The stock’s underperformance stands out because it wasn’t just another slow mover in the index. BCE became a drag, burning yield chasers in 2024 and likely again in 2025.
Why BCE is in the dumps
BCE’s lagging performance comes down to a mix of dividend drama, debt concerns, and questionable strategic moves. The company slashed its annual dividend by more than half this year to stabilize its balance sheet. That payout had long been BCE’s main attraction, so the cut was a hard blow for income investors.
On top of that, the company’s capital allocation raised eyebrows. The sale of its Maple Leaf Sports & Entertainment stake should have been an opportunity to pay down debt, but instead, much of the cash went toward acquiring Ziply Fiber in the U.S. Northwest.

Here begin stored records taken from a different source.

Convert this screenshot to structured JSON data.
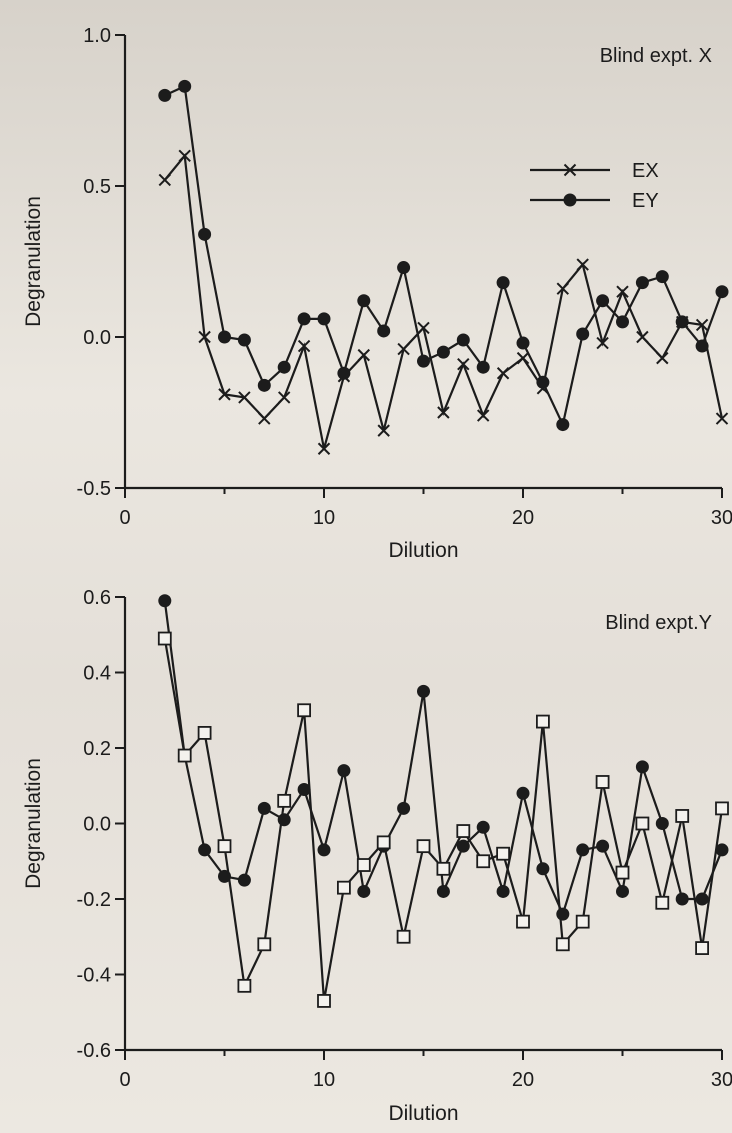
{
  "chart_data": [
    {
      "type": "line",
      "title": "Blind expt. X",
      "xlabel": "Dilution",
      "ylabel": "Degranulation",
      "xlim": [
        0,
        30
      ],
      "ylim": [
        -0.5,
        1.0
      ],
      "xticks": [
        "0",
        "10",
        "20",
        "30"
      ],
      "yticks": [
        "1.0",
        "0.5",
        "0.0",
        "-0.5"
      ],
      "legend_position": "upper-right",
      "series": [
        {
          "name": "EX",
          "marker": "x",
          "x": [
            2,
            3,
            4,
            5,
            6,
            7,
            8,
            9,
            10,
            11,
            12,
            13,
            14,
            15,
            16,
            17,
            18,
            19,
            20,
            21,
            22,
            23,
            24,
            25,
            26,
            27,
            28,
            29,
            30
          ],
          "y": [
            0.52,
            0.6,
            0.0,
            -0.19,
            -0.2,
            -0.27,
            -0.2,
            -0.03,
            -0.37,
            -0.13,
            -0.06,
            -0.31,
            -0.04,
            0.03,
            -0.25,
            -0.09,
            -0.26,
            -0.12,
            -0.07,
            -0.17,
            0.16,
            0.24,
            -0.02,
            0.15,
            0.0,
            -0.07,
            0.05,
            0.04,
            -0.27
          ]
        },
        {
          "name": "EY",
          "marker": "dot",
          "x": [
            2,
            3,
            4,
            5,
            6,
            7,
            8,
            9,
            10,
            11,
            12,
            13,
            14,
            15,
            16,
            17,
            18,
            19,
            20,
            21,
            22,
            23,
            24,
            25,
            26,
            27,
            28,
            29,
            30
          ],
          "y": [
            0.8,
            0.83,
            0.34,
            0.0,
            -0.01,
            -0.16,
            -0.1,
            0.06,
            0.06,
            -0.12,
            0.12,
            0.02,
            0.23,
            -0.08,
            -0.05,
            -0.01,
            -0.1,
            0.18,
            -0.02,
            -0.15,
            -0.29,
            0.01,
            0.12,
            0.05,
            0.18,
            0.2,
            0.05,
            -0.03,
            0.15
          ]
        }
      ]
    },
    {
      "type": "line",
      "title": "Blind expt.Y",
      "xlabel": "Dilution",
      "ylabel": "Degranulation",
      "xlim": [
        0,
        30
      ],
      "ylim": [
        -0.6,
        0.6
      ],
      "xticks": [
        "0",
        "10",
        "20",
        "30"
      ],
      "yticks": [
        "0.6",
        "0.4",
        "0.2",
        "0.0",
        "-0.2",
        "-0.4",
        "-0.6"
      ],
      "series": [
        {
          "marker": "dot",
          "x": [
            2,
            3,
            4,
            5,
            6,
            7,
            8,
            9,
            10,
            11,
            12,
            13,
            14,
            15,
            16,
            17,
            18,
            19,
            20,
            21,
            22,
            23,
            24,
            25,
            26,
            27,
            28,
            29,
            30
          ],
          "y": [
            0.59,
            0.18,
            -0.07,
            -0.14,
            -0.15,
            0.04,
            0.01,
            0.09,
            -0.07,
            0.14,
            -0.18,
            -0.06,
            0.04,
            0.35,
            -0.18,
            -0.06,
            -0.01,
            -0.18,
            0.08,
            -0.12,
            -0.24,
            -0.07,
            -0.06,
            -0.18,
            0.15,
            0.0,
            -0.2,
            -0.2,
            -0.07
          ]
        },
        {
          "marker": "square",
          "x": [
            2,
            3,
            4,
            5,
            6,
            7,
            8,
            9,
            10,
            11,
            12,
            13,
            14,
            15,
            16,
            17,
            18,
            19,
            20,
            21,
            22,
            23,
            24,
            25,
            26,
            27,
            28,
            29,
            30
          ],
          "y": [
            0.49,
            0.18,
            0.24,
            -0.06,
            -0.43,
            -0.32,
            0.06,
            0.3,
            -0.47,
            -0.17,
            -0.11,
            -0.05,
            -0.3,
            -0.06,
            -0.12,
            -0.02,
            -0.1,
            -0.08,
            -0.26,
            0.27,
            -0.32,
            -0.26,
            0.11,
            -0.13,
            0.0,
            -0.21,
            0.02,
            -0.33,
            0.04
          ]
        }
      ]
    }
  ]
}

The optics weren’t great: trading a valuable, low-maintenance asset for a costly U.S. telecom expansion in a highly competitive market. It didn’t help that these moves came alongside layoffs and restructuring, further signaling that BCE is in retrenchment mode rather than growth mode.
Why the S&P/TSX 60 is the better bet
For Canadian exposure, I’d still rather own the S&P/TSX 60 Index through the iShares S&P/TSX 60 ETF (TSX:XIU) than gamble on one struggling telecom.
In a market-cap-weighted index, winners naturally take up more space over time, while underperformers like BCE fade into the background. The TSX is also far more than just telecoms – it’s heavy on financials, energy, and industrials, giving it the ability to adapt as leadership shifts between sectors.
The reality is that not every company can beat the index, and some will fall well short. The beauty of XIU is that it’s self-cleaning. The biggest and best-performing companies rise to the top, and the weakest get reduced to a rounding error. That’s a much easier way to sleep at night than betting on a single name that has to get every strategic move right.
The takeaway is simple: don’t let one company’s troubles dictate your entire investing strategy. The broad exposure, low 0.18% MER, and built-in risk management of XIU make it a far better way to bet on Canada’s stock market than pinning your hopes on a heavily indebted telecom in the middle of a turnaround.